Note: as we are using the sample standard deviation, a t-statistic is appropiate instead os a z-statistic.

As the P-value (0.0066) is smaller than the significance level (0.05), the effect is significant.

The null hypothesis is rejected.

There is enough evidence to support the claim that the population mean μ exceeds 2.4.

Explanation:

This is a hypothesis test for the population mean.

The claim is that the population mean μ exceeds 2.4.

Then, the null and alternative hypothesis are:

`H_0: \mu=2.4\\\\H_a:\mu> 2.4`

The significance level is 0.05.

The sample has a size n=45.

The sample mean is M=2.5.

As the standard deviation of the population is not known, we estimate it with the sample standard deviation, that has a value of s=0.26.

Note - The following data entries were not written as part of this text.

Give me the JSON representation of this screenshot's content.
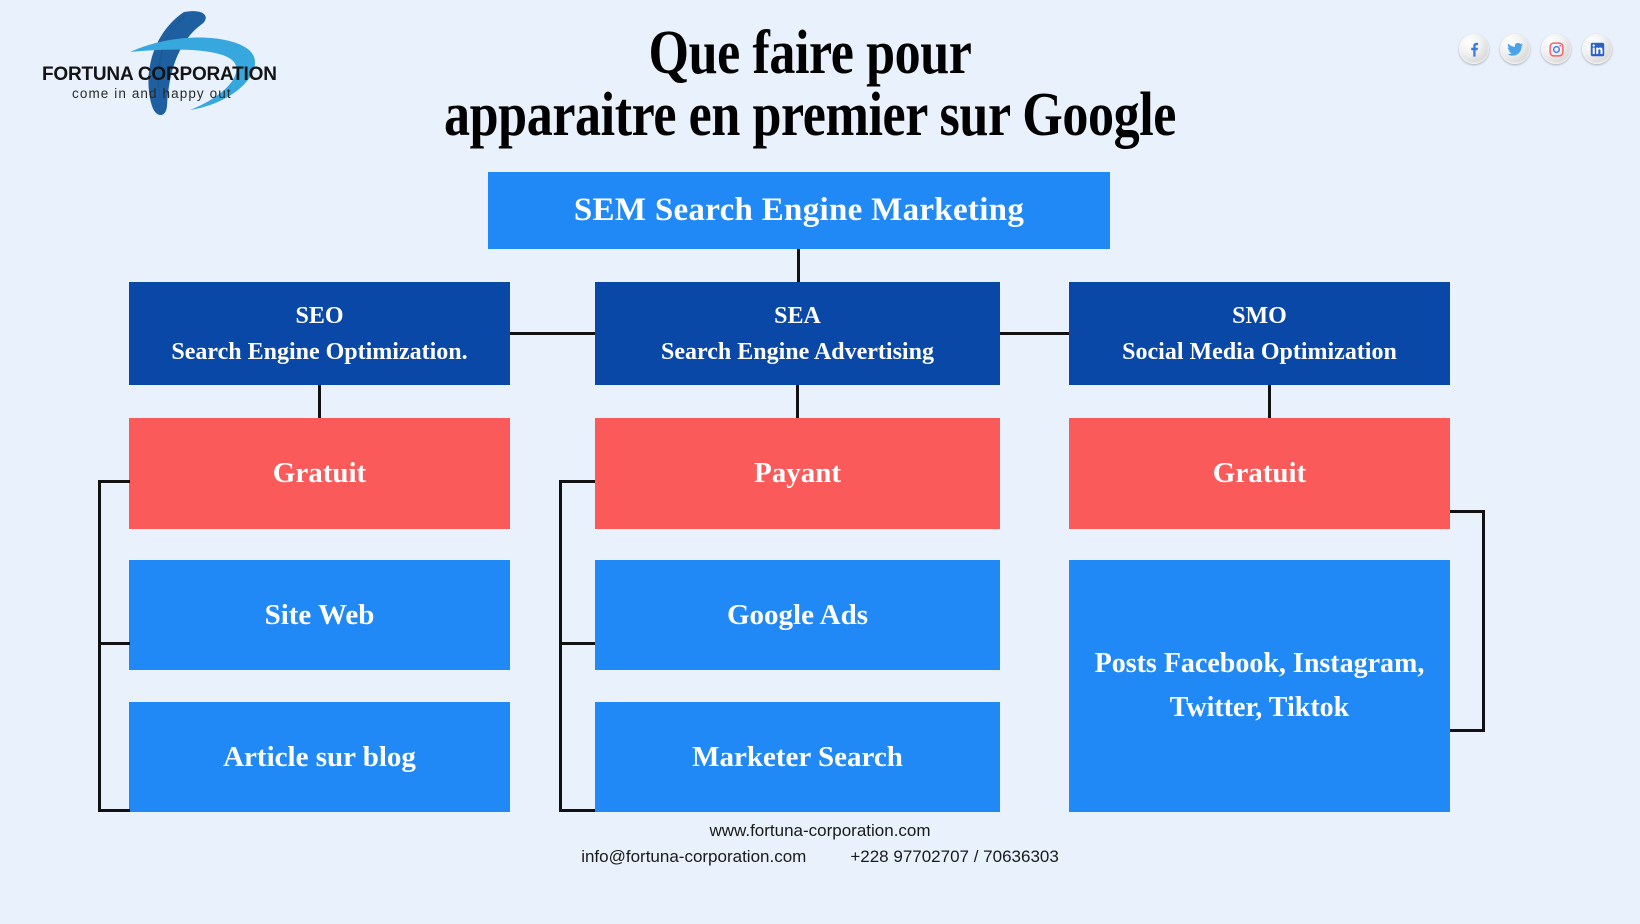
{
  "brand": {
    "logo_name": "FORTUNA CORPORATION",
    "logo_tagline": "come in and happy out"
  },
  "header": {
    "title": "Que faire pour\napparaitre en premier sur Google"
  },
  "social": {
    "items": [
      {
        "name": "facebook-icon",
        "label": "Facebook"
      },
      {
        "name": "twitter-icon",
        "label": "Twitter"
      },
      {
        "name": "instagram-icon",
        "label": "Instagram"
      },
      {
        "name": "linkedin-icon",
        "label": "LinkedIn"
      }
    ]
  },
  "diagram": {
    "root": {
      "label": "SEM Search Engine Marketing",
      "color": "#2089f5"
    },
    "columns": [
      {
        "key": "seo",
        "heading_line1": "SEO",
        "heading_line2": "Search Engine Optimization.",
        "heading_color": "#0a48a8",
        "cost": "Gratuit",
        "cost_color": "#fb5a5a",
        "items": [
          "Site Web",
          "Article sur blog"
        ],
        "item_color": "#2089f5"
      },
      {
        "key": "sea",
        "heading_line1": "SEA",
        "heading_line2": "Search Engine Advertising",
        "heading_color": "#0a48a8",
        "cost": "Payant",
        "cost_color": "#fb5a5a",
        "items": [
          "Google Ads",
          "Marketer Search"
        ],
        "item_color": "#2089f5"
      },
      {
        "key": "smo",
        "heading_line1": "SMO",
        "heading_line2": "Social Media Optimization",
        "heading_color": "#0a48a8",
        "cost": "Gratuit",
        "cost_color": "#fb5a5a",
        "items": [
          "Posts Facebook, Instagram, Twitter, Tiktok"
        ],
        "item_color": "#2089f5"
      }
    ]
  },
  "footer": {
    "website": "www.fortuna-corporation.com",
    "email": "info@fortuna-corporation.com",
    "phone": "+228 97702707 / 70636303"
  },
  "colors": {
    "background": "#e9f1fd",
    "navy": "#0a48a8",
    "blue": "#2089f5",
    "red": "#fb5a5a",
    "line": "#111111",
    "text_on_box": "#ffffff"
  }
}
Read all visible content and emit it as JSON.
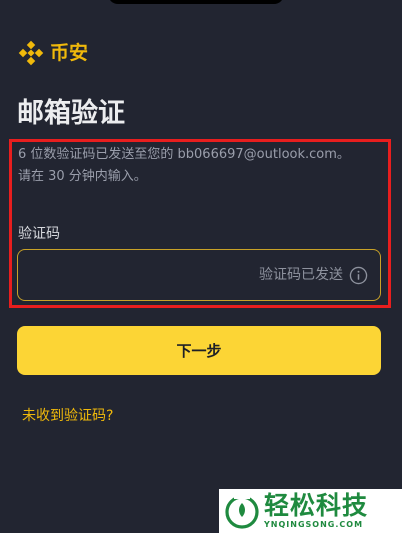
{
  "app": {
    "brand_name": "币安",
    "logo_icon": "binance-diamond-icon"
  },
  "page": {
    "title": "邮箱验证",
    "instruction_line1": "6 位数验证码已发送至您的 bb066697@outlook.com。",
    "instruction_line2": "请在 30 分钟内输入。"
  },
  "form": {
    "code_label": "验证码",
    "code_value": "",
    "code_status": "验证码已发送",
    "info_icon": "info-icon"
  },
  "actions": {
    "next_label": "下一步",
    "resend_label": "未收到验证码?"
  },
  "watermark": {
    "title": "轻松科技",
    "url": "YNQINGSONG.COM"
  },
  "colors": {
    "background": "#222531",
    "brand": "#F0B90B",
    "button": "#FCD535",
    "highlight": "#E81E1E"
  }
}
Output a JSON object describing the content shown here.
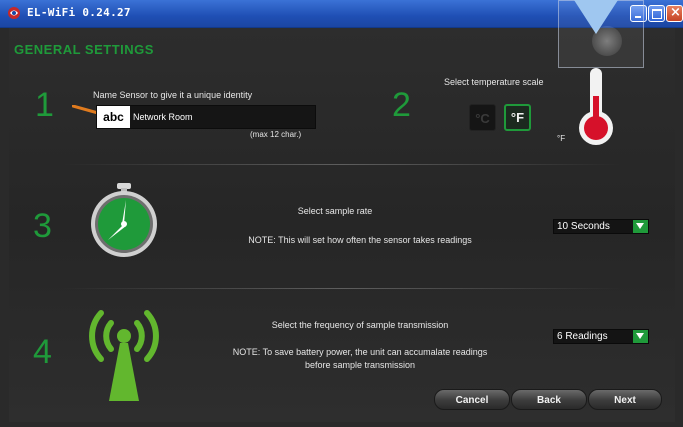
{
  "window": {
    "title": "EL-WiFi 0.24.27"
  },
  "page": {
    "title": "GENERAL SETTINGS"
  },
  "step1": {
    "number": "1",
    "label": "Name Sensor to give it a unique identity",
    "abc": "abc",
    "value": "Network Room",
    "hint": "(max 12 char.)"
  },
  "step2": {
    "number": "2",
    "label": "Select temperature scale",
    "option_c": "°C",
    "option_f": "°F",
    "selected": "°F",
    "unit_label": "°F"
  },
  "step3": {
    "number": "3",
    "label": "Select sample rate",
    "note": "NOTE: This will set how often the sensor takes readings",
    "selected": "10 Seconds"
  },
  "step4": {
    "number": "4",
    "label": "Select the frequency of sample transmission",
    "note_line1": "NOTE: To save battery power, the unit can accumalate readings",
    "note_line2": "before sample transmission",
    "selected": "6 Readings"
  },
  "buttons": {
    "cancel": "Cancel",
    "back": "Back",
    "next": "Next"
  },
  "colors": {
    "accent": "#1f9a3a",
    "titlebar": "#2a5ec6",
    "thermo_red": "#d6112a"
  }
}
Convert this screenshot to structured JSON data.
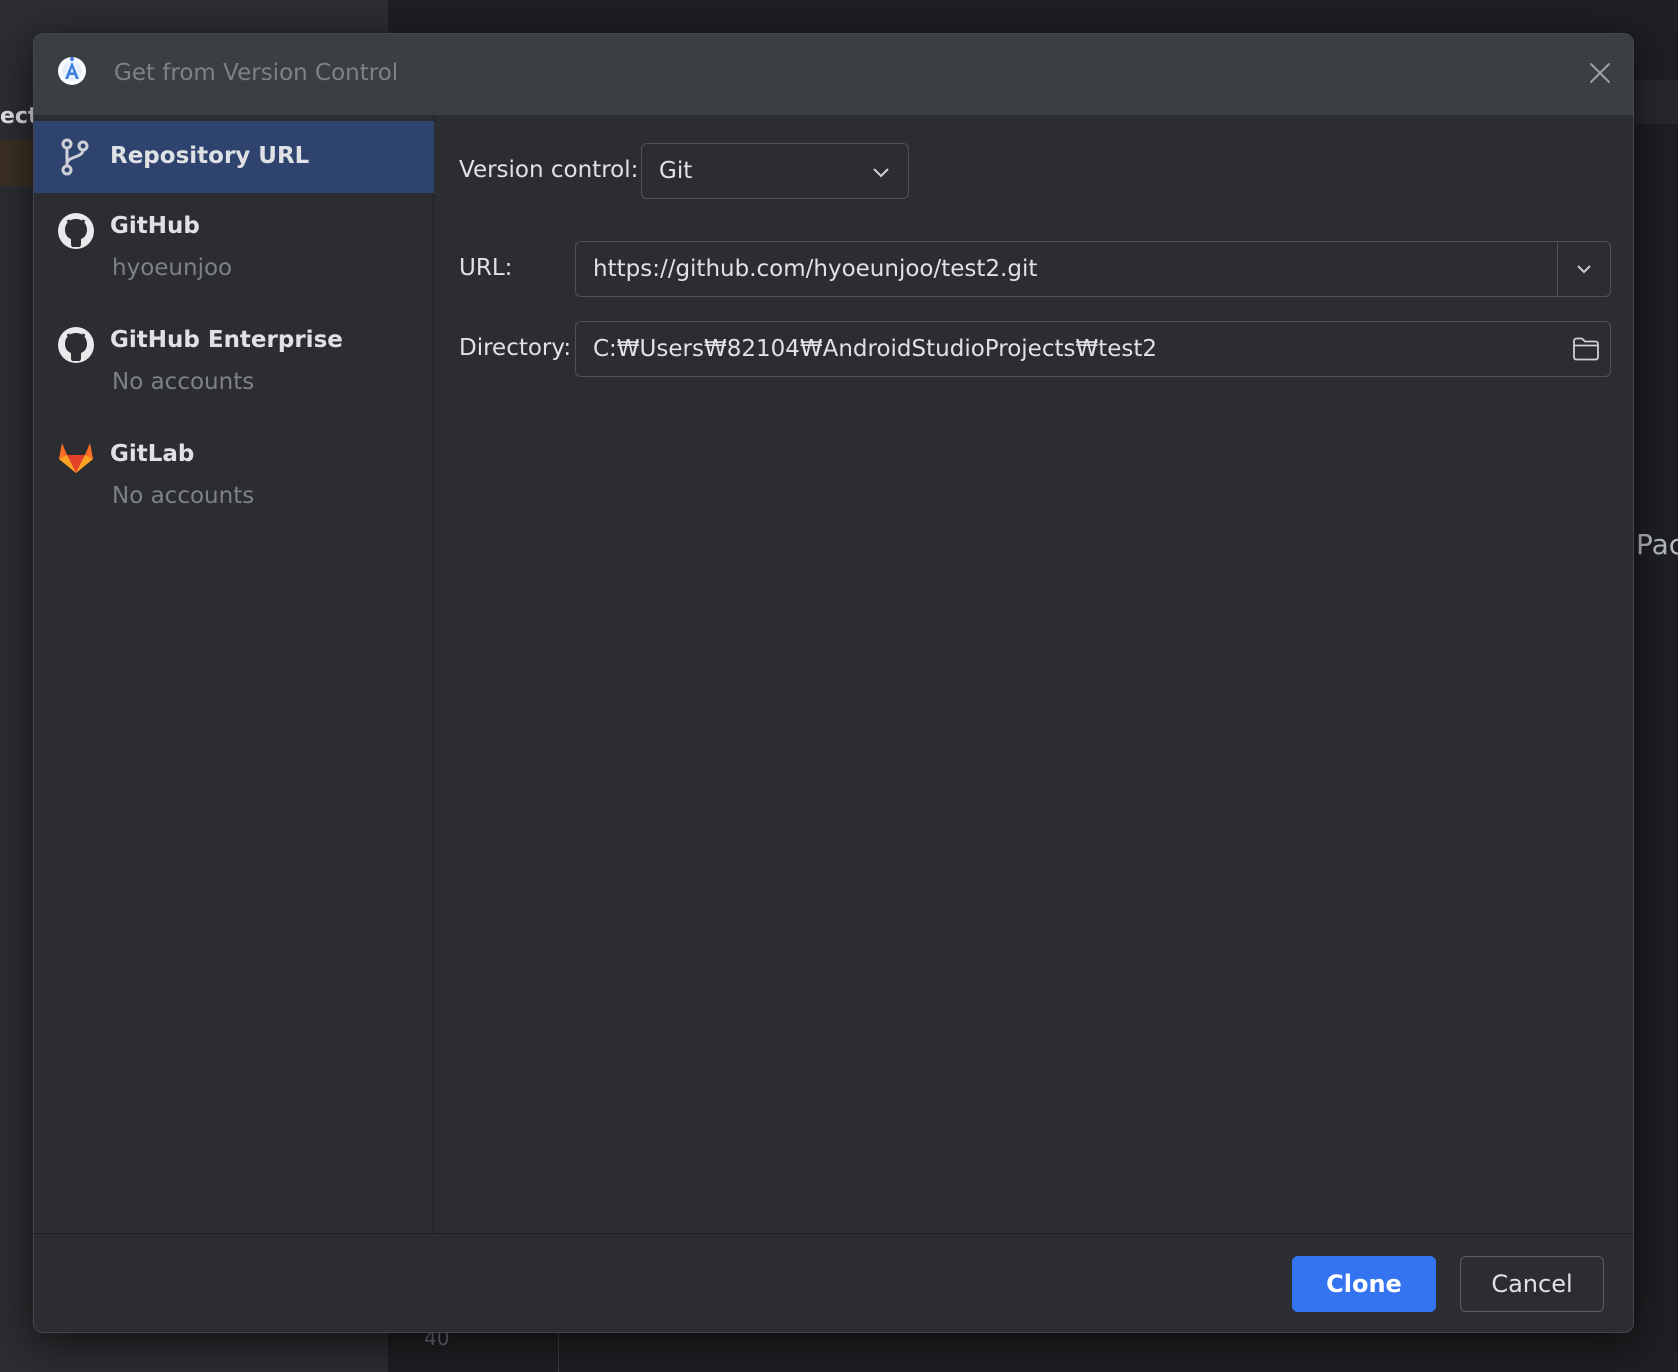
{
  "background": {
    "left_fragment": "ect",
    "right_fragment": "Pac",
    "line_number": "40"
  },
  "dialog": {
    "title": "Get from Version Control"
  },
  "sidebar": {
    "items": [
      {
        "label": "Repository URL",
        "sub": ""
      },
      {
        "label": "GitHub",
        "sub": "hyoeunjoo"
      },
      {
        "label": "GitHub Enterprise",
        "sub": "No accounts"
      },
      {
        "label": "GitLab",
        "sub": "No accounts"
      }
    ]
  },
  "form": {
    "version_control_label": "Version control:",
    "version_control_value": "Git",
    "url_label": "URL:",
    "url_value": "https://github.com/hyoeunjoo/test2.git",
    "directory_label": "Directory:",
    "directory_value": "C:₩Users₩82104₩AndroidStudioProjects₩test2"
  },
  "footer": {
    "clone_label": "Clone",
    "cancel_label": "Cancel"
  },
  "colors": {
    "accent": "#3574f0",
    "selection": "#2e436e",
    "gitlab": "#e24329"
  }
}
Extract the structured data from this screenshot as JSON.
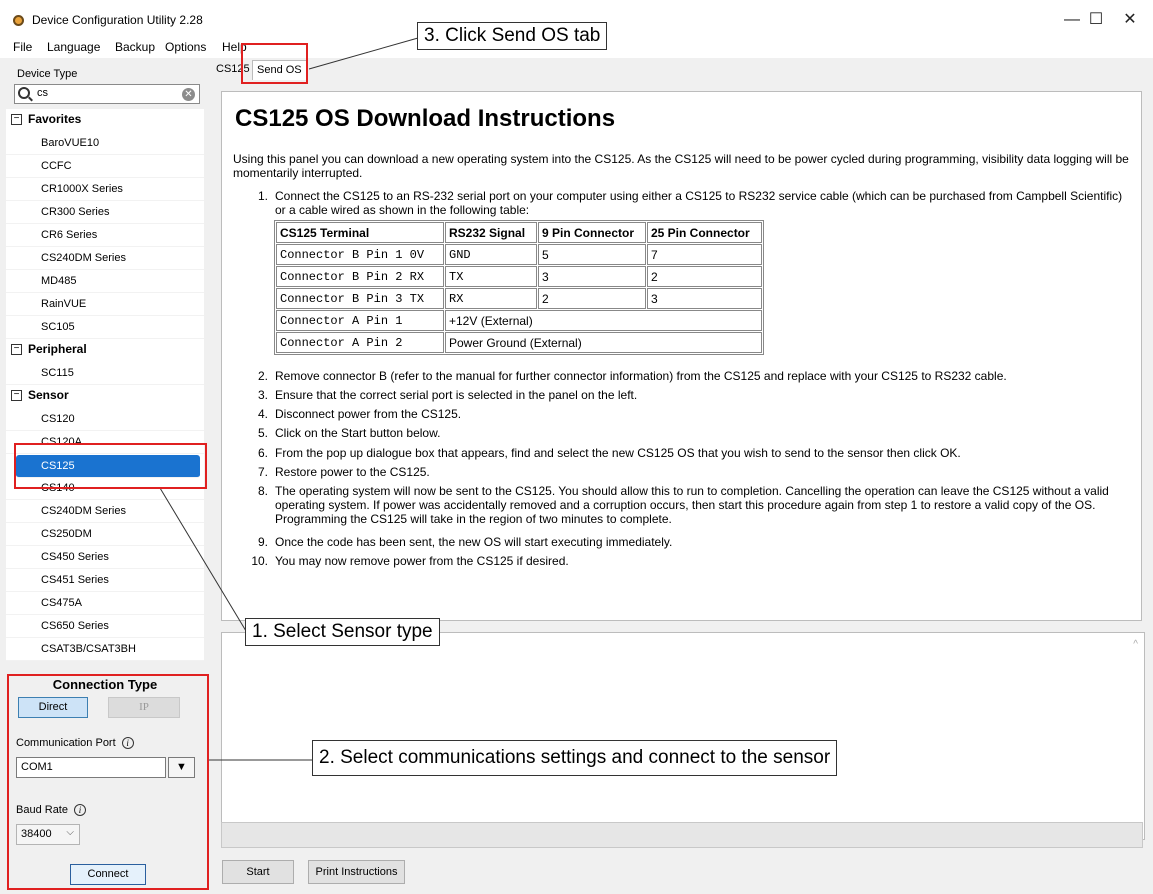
{
  "window": {
    "title": "Device Configuration Utility 2.28",
    "minimize": "—",
    "maximize": "☐",
    "close": "✕"
  },
  "menu": [
    "File",
    "Language",
    "Backup",
    "Options",
    "Help"
  ],
  "sidebar": {
    "device_type_label": "Device Type",
    "search_value": "cs",
    "groups": [
      {
        "label": "Favorites",
        "items": [
          "BaroVUE10",
          "CCFC",
          "CR1000X Series",
          "CR300 Series",
          "CR6 Series",
          "CS240DM Series",
          "MD485",
          "RainVUE",
          "SC105"
        ]
      },
      {
        "label": "Peripheral",
        "items": [
          "SC115"
        ]
      },
      {
        "label": "Sensor",
        "items": [
          "CS120",
          "CS120A",
          "CS125",
          "CS140",
          "CS240DM Series",
          "CS250DM",
          "CS450 Series",
          "CS451 Series",
          "CS475A",
          "CS650 Series",
          "CSAT3B/CSAT3BH"
        ]
      }
    ],
    "selected_item": "CS125"
  },
  "connection": {
    "title": "Connection Type",
    "direct_label": "Direct",
    "ip_label": "IP",
    "port_label": "Communication Port",
    "port_value": "COM1",
    "baud_label": "Baud Rate",
    "baud_value": "38400",
    "connect_label": "Connect"
  },
  "tabs": [
    "CS125",
    "Send OS"
  ],
  "active_tab": "Send OS",
  "doc": {
    "title": "CS125 OS Download Instructions",
    "intro": "Using this panel you can download a new operating system into the CS125. As the CS125 will need to be power cycled during programming, visibility data logging will be momentarily interrupted.",
    "steps": [
      {
        "num": "1.",
        "text": "Connect the CS125 to an RS-232 serial port on your computer using either a CS125 to RS232 service cable (which can be purchased from Campbell Scientific) or a cable wired as shown in the following table:"
      },
      {
        "num": "2.",
        "text": "Remove connector B (refer to the manual for further connector information) from the CS125 and replace with your CS125 to RS232 cable."
      },
      {
        "num": "3.",
        "text": "Ensure that the correct serial port is selected in the panel on the left."
      },
      {
        "num": "4.",
        "text": "Disconnect power from the CS125."
      },
      {
        "num": "5.",
        "text": "Click on the Start button below."
      },
      {
        "num": "6.",
        "text": "From the pop up dialogue box that appears, find and select the new CS125 OS that you wish to send to the sensor then click OK."
      },
      {
        "num": "7.",
        "text": "Restore power to the CS125."
      },
      {
        "num": "8.",
        "text": "The operating system will now be sent to the CS125. You should allow this to run to completion. Cancelling the operation can leave the CS125 without a valid operating system. If power was accidentally removed and a corruption occurs, then start this procedure again from step 1 to restore a valid copy of the OS. Programming the CS125 will take in the region of two minutes to complete."
      },
      {
        "num": "9.",
        "text": "Once the code has been sent, the new OS will start executing immediately."
      },
      {
        "num": "10.",
        "text": "You may now remove power from the CS125 if desired."
      }
    ],
    "table": {
      "headers": [
        "CS125 Terminal",
        "RS232 Signal",
        "9 Pin Connector",
        "25 Pin Connector"
      ],
      "rows": [
        [
          "Connector B Pin 1 0V",
          "GND",
          "5",
          "7"
        ],
        [
          "Connector B Pin 2 RX",
          "TX",
          "3",
          "2"
        ],
        [
          "Connector B Pin 3 TX",
          "RX",
          "2",
          "3"
        ],
        [
          "Connector A Pin 1",
          "+12V (External)"
        ],
        [
          "Connector A Pin 2",
          "Power Ground (External)"
        ]
      ]
    }
  },
  "buttons": {
    "start": "Start",
    "print": "Print Instructions"
  },
  "annotations": {
    "callout_1": "1. Select Sensor type",
    "callout_2": "2. Select communications settings and connect to the sensor",
    "callout_3": "3. Click Send OS tab",
    "highlight_color": "#e02020"
  }
}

The estimated standard error of the mean is computed using the formula:

`s_M=(s)/(√(n))=(0.26)/(√(45))=0.0388`

Then, we can calculate the t-statistic as:

`t=(M-\mu)/(s/√(n))=(2.5-2.4)/(0.0388)=(0.1)/(0.0388)=2.58`

The degrees of freedom for this sample size are:

`df=n-1=45-1=44`

This test is a right-tailed test, with 44 degrees of freedom and t=2.58, so the P-value for this test is calculated as (using a t-table):

`P-value=P(t>2.5801)=0.0066`

As the P-value (0.0066) is smaller than the significance level (0.05), the effect is significant.

The null hypothesis is rejected.

There is enough evidence to support the claim that the population mean μ exceeds 2.4.